The original challenge stemmed from six live games each requiring data from up to eight platform services. Individual screens triggered twenty REST requests, leaving clients idle while waiting for the slowest response. Each new game, event, or patch required re-implementing identical workflows.

The solution became evident: one gateway, zero duplicate calls, and a contract that decoupled front-end teams from platform churn. I built the gateway with Node.js, TypeScript, Express, and graphql-js, minimizing complexity. One endpoint replaced twenty; one schema replaced six API documentation collections.

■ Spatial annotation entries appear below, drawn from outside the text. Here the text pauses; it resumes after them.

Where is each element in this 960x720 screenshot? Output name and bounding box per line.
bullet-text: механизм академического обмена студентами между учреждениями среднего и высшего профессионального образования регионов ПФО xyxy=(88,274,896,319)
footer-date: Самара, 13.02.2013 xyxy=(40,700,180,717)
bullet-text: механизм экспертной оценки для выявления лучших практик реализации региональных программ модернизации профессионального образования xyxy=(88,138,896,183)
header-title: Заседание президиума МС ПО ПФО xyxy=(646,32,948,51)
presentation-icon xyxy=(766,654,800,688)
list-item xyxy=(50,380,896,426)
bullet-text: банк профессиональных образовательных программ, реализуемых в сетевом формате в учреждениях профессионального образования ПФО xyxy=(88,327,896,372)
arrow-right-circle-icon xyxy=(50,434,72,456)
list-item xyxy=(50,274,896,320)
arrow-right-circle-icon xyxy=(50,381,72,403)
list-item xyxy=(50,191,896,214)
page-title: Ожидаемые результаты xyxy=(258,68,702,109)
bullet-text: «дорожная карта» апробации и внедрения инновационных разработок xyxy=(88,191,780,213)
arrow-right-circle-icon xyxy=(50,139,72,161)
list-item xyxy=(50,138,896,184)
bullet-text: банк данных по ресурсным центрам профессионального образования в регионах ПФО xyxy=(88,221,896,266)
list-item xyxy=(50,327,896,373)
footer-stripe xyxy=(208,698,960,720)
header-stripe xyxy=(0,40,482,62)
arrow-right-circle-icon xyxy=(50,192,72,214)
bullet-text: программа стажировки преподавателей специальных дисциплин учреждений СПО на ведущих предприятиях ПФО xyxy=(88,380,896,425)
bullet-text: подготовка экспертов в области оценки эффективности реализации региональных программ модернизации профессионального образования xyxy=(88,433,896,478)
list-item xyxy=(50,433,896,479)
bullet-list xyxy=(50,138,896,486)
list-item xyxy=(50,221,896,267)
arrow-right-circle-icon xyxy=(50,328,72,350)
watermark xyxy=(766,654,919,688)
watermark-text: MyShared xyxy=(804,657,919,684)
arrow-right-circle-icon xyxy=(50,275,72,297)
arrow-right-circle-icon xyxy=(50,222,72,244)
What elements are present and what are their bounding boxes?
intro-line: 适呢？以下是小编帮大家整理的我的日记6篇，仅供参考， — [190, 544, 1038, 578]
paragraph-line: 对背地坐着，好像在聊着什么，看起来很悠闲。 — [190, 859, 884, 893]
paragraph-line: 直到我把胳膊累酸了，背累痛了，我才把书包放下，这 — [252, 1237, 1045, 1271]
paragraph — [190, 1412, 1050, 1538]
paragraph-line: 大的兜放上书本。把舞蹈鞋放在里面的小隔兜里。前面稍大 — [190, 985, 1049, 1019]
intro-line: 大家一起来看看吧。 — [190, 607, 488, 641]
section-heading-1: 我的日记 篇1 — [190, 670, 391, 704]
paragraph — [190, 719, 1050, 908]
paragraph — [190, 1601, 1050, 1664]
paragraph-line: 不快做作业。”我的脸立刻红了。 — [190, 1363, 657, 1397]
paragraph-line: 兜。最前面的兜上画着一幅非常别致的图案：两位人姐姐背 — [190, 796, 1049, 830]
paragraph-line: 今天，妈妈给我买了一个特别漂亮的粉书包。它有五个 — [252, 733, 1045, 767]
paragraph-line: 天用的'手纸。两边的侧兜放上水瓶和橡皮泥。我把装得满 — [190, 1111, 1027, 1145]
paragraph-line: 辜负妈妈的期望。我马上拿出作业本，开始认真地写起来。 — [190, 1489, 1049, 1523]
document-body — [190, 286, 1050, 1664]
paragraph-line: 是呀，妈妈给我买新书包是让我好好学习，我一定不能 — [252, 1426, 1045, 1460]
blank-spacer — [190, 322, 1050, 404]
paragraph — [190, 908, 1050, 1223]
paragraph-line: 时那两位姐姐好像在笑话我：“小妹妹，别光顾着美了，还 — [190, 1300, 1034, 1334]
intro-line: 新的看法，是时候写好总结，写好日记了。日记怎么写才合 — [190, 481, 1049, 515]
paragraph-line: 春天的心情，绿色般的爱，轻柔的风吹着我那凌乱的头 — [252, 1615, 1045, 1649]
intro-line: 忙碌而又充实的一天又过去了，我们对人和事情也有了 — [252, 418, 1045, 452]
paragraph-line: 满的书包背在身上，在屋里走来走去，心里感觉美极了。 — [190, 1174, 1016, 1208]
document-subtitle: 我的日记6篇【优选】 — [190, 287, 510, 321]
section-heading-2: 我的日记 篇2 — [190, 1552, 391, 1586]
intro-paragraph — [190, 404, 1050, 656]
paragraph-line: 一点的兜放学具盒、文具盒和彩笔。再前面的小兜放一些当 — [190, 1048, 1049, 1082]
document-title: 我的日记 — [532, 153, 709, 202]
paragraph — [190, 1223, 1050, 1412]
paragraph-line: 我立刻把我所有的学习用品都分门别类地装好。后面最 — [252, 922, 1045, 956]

The performance gains were substantial. Network latency from Gateway to Platform dropped from approximately 120 milliseconds to about 10 milliseconds. DataLoader enabled in-request caching and automatic batching, collapsing 4-6 independent platform calls into single network round-trips per data type. Bandwidth decreased, latency followed, and client code became simpler.

Subsequently, new games, events, or patches required minimal backend modifications—teams could ship client code immediately.